A National Security Agency (NSA) contractor has been arrested and charged with stealing highly classified information, U.S. authorities said Wednesday, a data breach that could result in a damaging new leak about the U.S. government’s surveillance efforts.
The contractor was identified as Harold Thomas Martin who worked for Booz Allen Hamilton, the same firm that renowned whistleblower Edward Snowden worked for.
Snowden stole millions of documents showing massive data collection by the agency in the U.S. and released it to journalists in 2013.
An arrest warrant in Martin’s name was made public Wednesday but he was arrested at his home in Maryland in late August according to a U.S. official, who spoke to Reuters on condition of anonymity.
“I thought the Third World War had started,” Martin’s neighbor Murray Bennett told The Intercept in an interview Wednesday describing the sight of his neighbor of 10 years being hauled away by heavily armed FBI agents.
Bennett confirmed that the raid and arrest took place on Aug. 27. He recalled seeing “two dozen of these guys in camo uniforms, with rifles, come running across the yard knocking down his fence…they dragged him out, threw him on the ground, handcuffed him, and took him away.”
The information stolen by Martin seems to be different in nature than that revealed by Snowden. The New York Times, which first reported on the arrest before the complaint was disclosed, said Martin seems to have taken highly classified computer code developed by the agency to break into computer systems of adversaries like Russia, China, Iran and North Korea.
It is not clear what Martin did with the information he took but the same month he was arrested some of the NSA’s most sophisticated hacking tools were dumped onto public websites by a group calling itself Shadow Brokers, Reuters reported.
Also, the complaint documents found in Martin’s possession contained sensitive intelligence.
“These six documents were produced through sensitive government sources, methods and capabilities, which are critical to a wide variety of national security issues,” the complaint said. It said Martin had the ability to access U.S. government property that was not permitted to leave its authorized location.

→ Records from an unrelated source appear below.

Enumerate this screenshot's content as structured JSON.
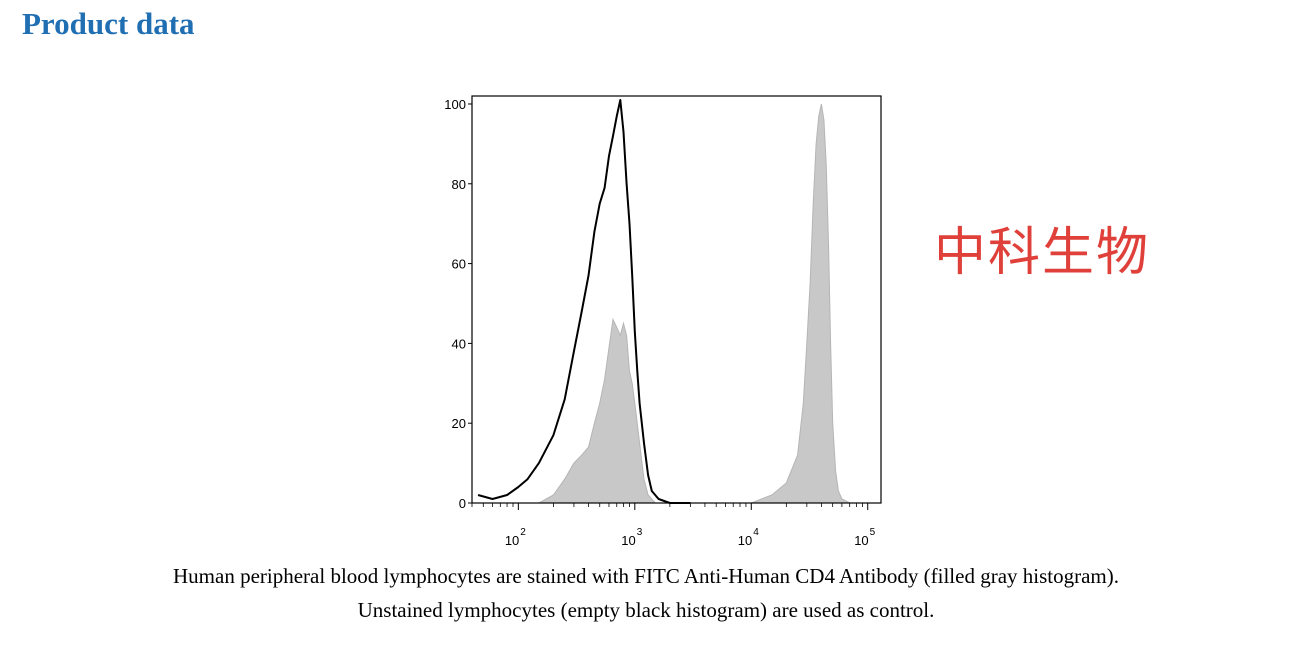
{
  "heading": "Product data",
  "watermark": "中科生物",
  "caption": {
    "line1": "Human peripheral blood lymphocytes are stained with FITC Anti-Human CD4 Antibody (filled gray histogram).",
    "line2": "Unstained lymphocytes (empty black histogram) are used as control."
  },
  "chart_data": {
    "type": "area",
    "title": "",
    "xlabel": "",
    "ylabel": "",
    "x_scale": "log",
    "xlim": [
      40,
      130000
    ],
    "ylim": [
      0,
      102
    ],
    "y_ticks": [
      0,
      20,
      40,
      60,
      80,
      100
    ],
    "x_ticks": [
      {
        "value": 100,
        "base": "10",
        "exp": "2"
      },
      {
        "value": 1000,
        "base": "10",
        "exp": "3"
      },
      {
        "value": 10000,
        "base": "10",
        "exp": "4"
      },
      {
        "value": 100000,
        "base": "10",
        "exp": "5"
      }
    ],
    "grid": false,
    "series": [
      {
        "style": "filled",
        "color": "#c8c8c8",
        "x": [
          150,
          200,
          250,
          300,
          350,
          400,
          450,
          500,
          550,
          600,
          650,
          700,
          750,
          800,
          850,
          900,
          950,
          1000,
          1100,
          1200,
          1300,
          1500,
          3000,
          10000,
          15000,
          20000,
          25000,
          28000,
          30000,
          32000,
          34000,
          36000,
          38000,
          40000,
          42000,
          44000,
          46000,
          48000,
          50000,
          53000,
          56000,
          60000,
          65000,
          70000,
          80000
        ],
        "y": [
          0,
          2,
          6,
          10,
          12,
          14,
          20,
          25,
          31,
          39,
          46,
          44,
          42,
          45,
          42,
          33,
          30,
          25,
          15,
          6,
          2,
          0,
          0,
          0,
          2,
          5,
          12,
          25,
          40,
          55,
          75,
          90,
          97,
          100,
          96,
          85,
          65,
          40,
          20,
          8,
          3,
          1,
          0.5,
          0,
          0
        ]
      },
      {
        "style": "outline",
        "color": "#000000",
        "x": [
          45,
          60,
          80,
          100,
          120,
          150,
          200,
          250,
          300,
          350,
          400,
          450,
          500,
          550,
          600,
          650,
          700,
          750,
          800,
          850,
          900,
          950,
          1000,
          1050,
          1100,
          1200,
          1300,
          1400,
          1600,
          2000,
          3000
        ],
        "y": [
          2,
          1,
          2,
          4,
          6,
          10,
          17,
          26,
          38,
          48,
          57,
          68,
          75,
          79,
          87,
          92,
          97,
          101,
          93,
          80,
          70,
          57,
          43,
          33,
          25,
          15,
          7,
          3,
          1,
          0,
          0
        ]
      }
    ]
  }
}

Several U.S. government officials told The New York Times that Martin’s motives were not yet clear. “We’re struggling to figure him out,” an official told the newspaper, speaking on the condition of anonymity.
The neighbor said Martin was “a good guy” but he never spoke about his work, the U.S. government or his employer Booz Allen Hamilton. Martin faces up to 10 years in prison if convicted on the most serious charges.
Snowden’s revelation unleashed a massive backlash against the NSA and the U.S. government eavesdropping on its own citizens. It did lead to some moderate changes to how the agency operates.
Reacting to the news, Snowden, now in exile in Russia, tweeted: “Am I correct in reading they didn’t charge him under the Espionage Act? Under this administration, that’s a noteworthy absence.”
In 2013 the U.S. government brought several espionage charges against Snowden over exposing the extent of the NSA’s massive surveillance program.